NOVECENTO A FORLI' (ottava parte)



Donna allo specchio di Cagnaccio san Pietro


Cagnaccio  dopo aver ritratto il  Duce con la melograna, evidentemente cambiò idea sui traguardi del fascismo, in questo quadro del 1927 la donna è disfatta,  una metafora  dell'Italia ancora piacente, la quale si sta imbellettando ma è già una baldracca. Il realismo clinico di questo lavoro è  visto in maniera fredda ed analitica. La  salute di Cagnaccio  si aggravò nel 1940, e trascorse così gli anni della guerra ricoverato a Venezia , dove morì il 29 maggio 1946.  Sicuramente un autore da riscoprire, le sue opere ricordano  Lucian Freud l'artista britannico morto da qualche anno, lo stesso esistenzialismo malato, anche Cagnaccio non è certo un pittore di regime, egli anzi lo denuncia.

 

                                                    Maschere di Antonio Donghi

Antonio Donghi (Roma 1897/1963) apprezzato in Italia proprio per la sua appartenenza  al realismo magico, ebbe i successi più consistenti grazie ai favori dei collezionisti privati e negli Stati Uniti. 
Il termine “realismo magico”, utilizzato anche in letteratura dopo la pubblicazione del romanzo di Marquèz Cent’anni di solitudine, fu coniato dal tedesco Franz Roh e indica quell’elemento soprannaturale, magico e un poco onirico che emerge nella vita di tutti i giorni.

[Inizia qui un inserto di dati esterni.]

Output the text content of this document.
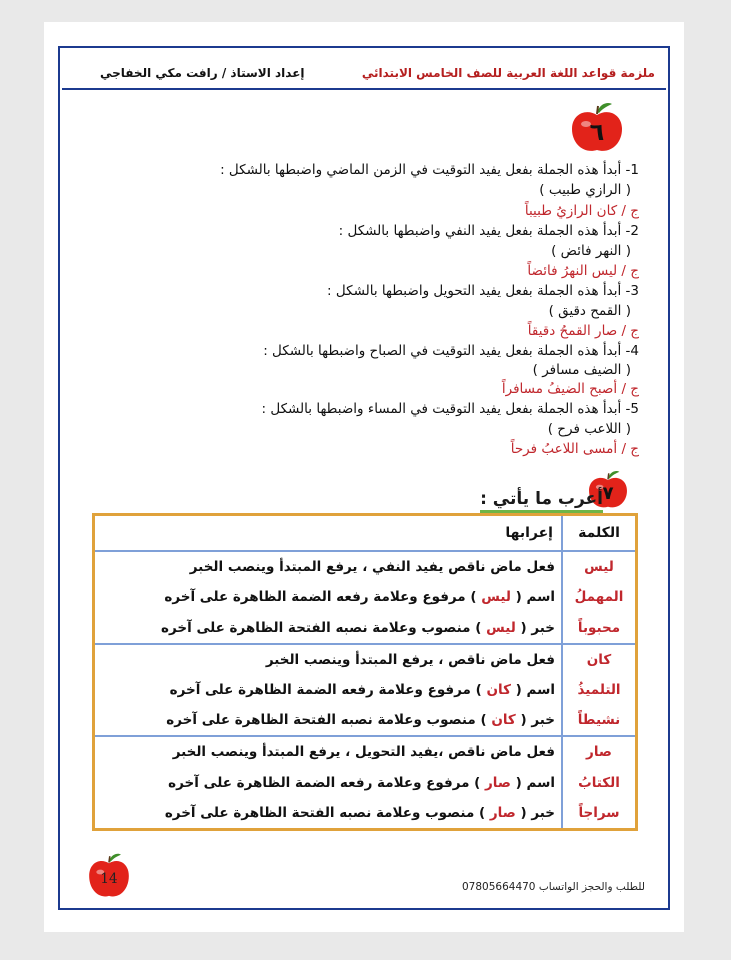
إعداد الاستاذ / رافت مكي الخفاجي	ملزمة قواعد اللغة العربية للصف الخامس الابتدائي
٦
1- أبدأ هذه الجملة بفعل يفيد التوقيت في الزمن الماضي واضبطها بالشكل :
( الرازي طبيب )
ج / كان الرازيُ طبيباً
2- أبدأ هذه الجملة بفعل يفيد النفي واضبطها بالشكل :
( النهر فائض )
ج / ليس النهرُ فائضاً
3- أبدأ هذه الجملة بفعل يفيد التحويل واضبطها بالشكل :
( القمح دقيق )
ج / صار القمحُ دقيقاً
4- أبدأ هذه الجملة بفعل يفيد التوقيت في الصباح واضبطها بالشكل :
( الضيف مسافر )
ج / أصبح الضيفُ مسافراً
5- أبدأ هذه الجملة بفعل يفيد التوقيت في المساء واضبطها بالشكل :
( اللاعب فرح )
ج / أمسى اللاعبُ فرحاً
٧
أعرب ما يأتي :
الكلمة	إعرابها
ليس	فعل ماض ناقص يفيد النفي ، يرفع المبتدأ وينصب الخبر
المهملُ	اسم ( ليس ) مرفوع وعلامة رفعه الضمة الظاهرة على آخره
محبوباً	خبر ( ليس ) منصوب وعلامة نصبه الفتحة الظاهرة على آخره
كان	فعل ماض ناقص ، يرفع المبتدأ وينصب الخبر
التلميذُ	اسم ( كان ) مرفوع وعلامة رفعه الضمة الظاهرة على آخره
نشيطاً	خبر ( كان ) منصوب وعلامة نصبه الفتحة الظاهرة على آخره
صار	فعل ماض ناقص ،يفيد التحويل ، يرفع المبتدأ وينصب الخبر
الكتابُ	اسم ( صار ) مرفوع وعلامة رفعه الضمة الظاهرة على آخره
سراجاً	خبر ( صار ) منصوب وعلامة نصبه الفتحة الظاهرة على آخره
14	للطلب والحجز الواتساب 07805664470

La definizione di ciò che in pittura caratterizza il realismo magico la diede lo scrittore Massimo Bontempelli: “precisione realistica dei contorni, solidità di materia ben poggiata sul suolo, e intorno come un’atmosfera di magia che faccia sentire, attraverso un’inquietudine intensa, quasi un’altra dimensione in cui la vita nostra si proietta”.

 
                                                          Giocoliere di Antonio Donghi
Ecco che forse per Antonio Donghi, di carattere schivo nonostante l’arridere dei successi nazionali e internazionali, le figure prese in prestito dal circo e dall’avanspettacolo furono una sorta di magico alter ego   i suoi acrobati, giocolieri e Arlecchini sono soggetti isolati e tuttavia protagonisti unici in un ridotto spazio che li circonda. Il suo successo si basò soprattutto sui favori di affezionati collezionisti che non lo abbandonarono mai, neppure nel periodo dell’immediato dopoguerra, non facile per nessuno, in particolare per il pittore che di lì a poco si trovò suo malgrado invischiato nella lotta astrattisti e realisti.  

                                                                    Orizia agli specci di Ferruccio Ferrazzi

Ferruccio Ferrazzi (1891-1978), maestro eclettico del Novecento, primo italiano vincitore del prestigioso Premio Carnegie a New York presieduto da Bonnard. Artista di straordinaria caratura, contemporaneo di pittori come De Chirico, Funi e Morandi, ma a differenza loro conosciuto poco se non pochissimo. Ossequiato nella prima metà del Novecento, dimenticato nel dopo guerra, passato di moda negli Anni Cinquanta divenne quasi ingombrante nel panorama nazionale fino alla morte che diede avvio ad una breve riscoperta durata pochi anni, poi più niente.
Un incomprensibile oblio  che inizio a credere sia più invidia cha altro, perchè Ferrazzi  non è mai ossequioso al potere, non dimentichiamo che sono i critici  che determinano la fama degli artisti e i primi a volte sono pittori mancati e si accaniscono così sui più bravi.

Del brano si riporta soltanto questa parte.